Scarlett Johansson's parents knew what they were doing.

A new survey has found Scarlett is the sexiest name for women (maybe that's why John Travolta couldn't help giving her a peck at the Oscars). That's definitely a tribute to the actress because it's not like Kathy Bates swayed the vote, amiright? Scarlett is so sexy that instead of just the run-of-the-mill T&A, it has two Ts and an A. Nice.

Sexiest Women's Names:

1. Scarlett
2. Nicolette
3. Natalia
4. Anais
5. Paulina
6. Alessandra
7. Chanel
8. Soraya
9. Adrianna
10. Giuliana

So, what does this list tell us? Well, for starters, the rest of the world has hotter-sounding women than we do in the States and that we have opinions about names for no real reason at all. Between Natalia, Alessandra and Chanel, we're thinking about scoping out some yachts to sail down to the French Riviera where women with those names are more aplenty than Fun Size Snickers in a kid's bag after he's gone trick-or-treating around the block twice.

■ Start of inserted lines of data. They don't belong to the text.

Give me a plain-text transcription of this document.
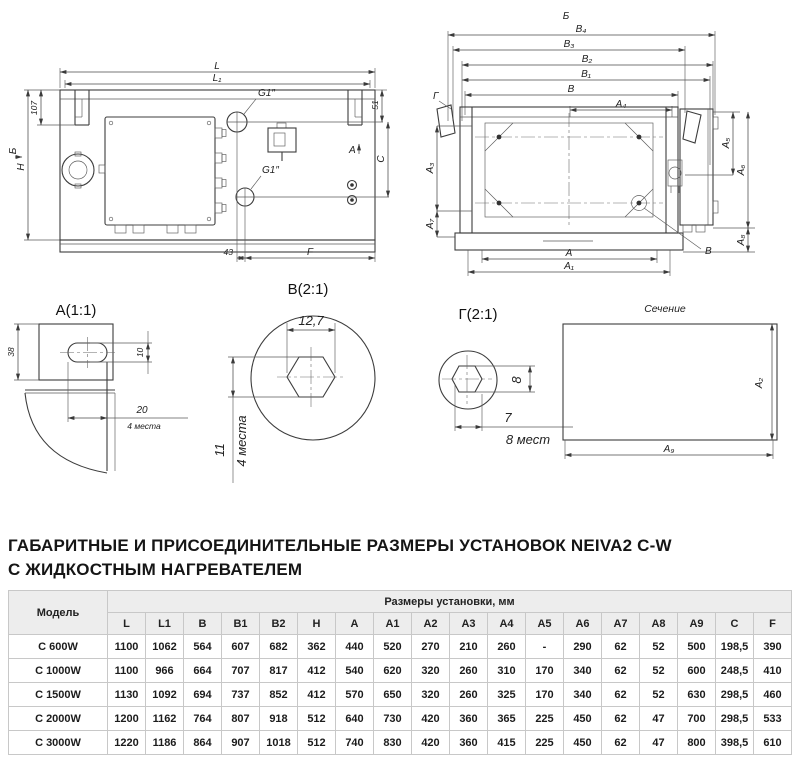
L
L₁
H
107
Б
G1″
G1″
51
C
A
43	F
Б
B₄
B₃
B₂
B₁
B
A₄
Г
A₃
A₇
A₅
A₆
A₈
A
A₁
B
A(1:1)
38	10
20
4 места
B(2:1)
12,7
11 4 места
Г(2:1)
8
7
8 мест
Сечение
A₂
A₉
ГАБАРИТНЫЕ И ПРИСОЕДИНИТЕЛЬНЫЕ РАЗМЕРЫ УСТАНОВОК NEIVA2 C-W
С ЖИДКОСТНЫМ НАГРЕВАТЕЛЕМ
Модель	Размеры установки, мм																	
	L	L1	B	B1	B2	H	A	A1	A2	A3	A4	A5	A6	A7	A8	A9	C	F
C 600W	1100	1062	564	607	682	362	440	520	270	210	260	-	290	62	52	500	198,5	390
C 1000W	1100	966	664	707	817	412	540	620	320	260	310	170	340	62	52	600	248,5	410
C 1500W	1130	1092	694	737	852	412	570	650	320	260	325	170	340	62	52	630	298,5	460
C 2000W	1200	1162	764	807	918	512	640	730	420	360	365	225	450	62	47	700	298,5	533
C 3000W	1220	1186	864	907	1018	512	740	830	420	360	415	225	450	62	47	800	398,5	610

Among men, Alessandro took sexiest honors. We can't say it definitively, but we're pretty sure every Alessandro who ever existed is a foreign exchange student hell bent on seducing your girlfriend. You know, the kind of guy who wears a blazer and neckerchief, even though he's only 18.

Sexiest Men's Names:

1. Alessandro
2. Lorenzo
3. Rhett
4. Romeo
5. Mateo
6. Dimitri
7. Dane
8. Marcelo
9. Dante
10. Remy

The lesson here? Chicks dig dudes whose names end in "o." We don't think any of the names actually end in that letter; it's just women saw some handsome Italian prince named Lorenz and said, "Lorenz-ohhhh" and then did that for every other good-looking guy.

Where there's sexy, there's also the kind of names that elicit a shudder usually reserved for when Kanye West talks.

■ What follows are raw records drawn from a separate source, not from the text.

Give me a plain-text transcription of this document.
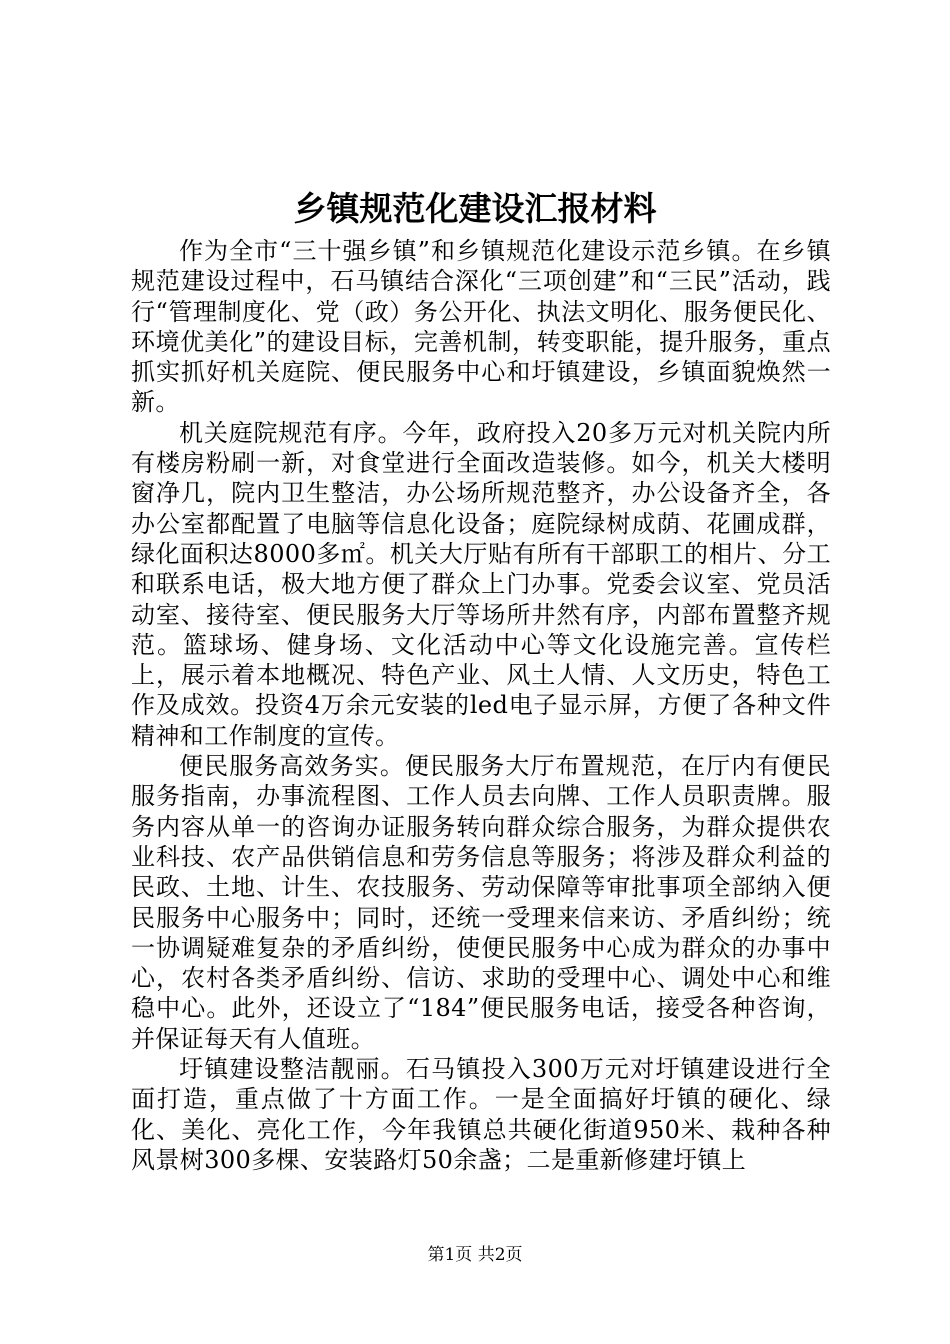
乡镇规范化建设汇报材料

作为全市“三十强乡镇”和乡镇规范化建设示范乡镇。在乡镇规范建设过程中，石马镇结合深化“三项创建”和“三民”活动，践行“管理制度化、党（政）务公开化、执法文明化、服务便民化、环境优美化”的建设目标，完善机制，转变职能，提升服务，重点抓实抓好机关庭院、便民服务中心和圩镇建设，乡镇面貌焕然一新。

机关庭院规范有序。今年，政府投入20多万元对机关院内所有楼房粉刷一新，对食堂进行全面改造装修。如今，机关大楼明窗净几，院内卫生整洁，办公场所规范整齐，办公设备齐全，各办公室都配置了电脑等信息化设备；庭院绿树成荫、花圃成群，绿化面积达8000多㎡。机关大厅贴有所有干部职工的相片、分工和联系电话，极大地方便了群众上门办事。党委会议室、党员活动室、接待室、便民服务大厅等场所井然有序，内部布置整齐规范。篮球场、健身场、文化活动中心等文化设施完善。宣传栏上，展示着本地概况、特色产业、风土人情、人文历史，特色工作及成效。投资4万余元安装的led电子显示屏，方便了各种文件精神和工作制度的宣传。

便民服务高效务实。便民服务大厅布置规范，在厅内有便民服务指南，办事流程图、工作人员去向牌、工作人员职责牌。服务内容从单一的咨询办证服务转向群众综合服务，为群众提供农业科技、农产品供销信息和劳务信息等服务；将涉及群众利益的民政、土地、计生、农技服务、劳动保障等审批事项全部纳入便民服务中心服务中；同时，还统一受理来信来访、矛盾纠纷；统一协调疑难复杂的矛盾纠纷，使便民服务中心成为群众的办事中心，农村各类矛盾纠纷、信访、求助的受理中心、调处中心和维稳中心。此外，还设立了“184”便民服务电话，接受各种咨询，并保证每天有人值班。

圩镇建设整洁靓丽。石马镇投入300万元对圩镇建设进行全面打造，重点做了十方面工作。一是全面搞好圩镇的硬化、绿化、美化、亮化工作，今年我镇总共硬化街道950米、栽种各种风景树300多棵、安装路灯50余盏；二是重新修建圩镇上

第1页 共2页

The unsexiest names for men (in order) are Bob, Ernest, Norman, Dick and Howard, all of whom sound like characters in every Matt Christopher book wrote that you read in fourth grade. Among the ladies, Gertrude leads the pack, followed by Bertha, Agnes, Ethel and Mildred, none of which have actually been printed on a birth certificate since the Truman administration.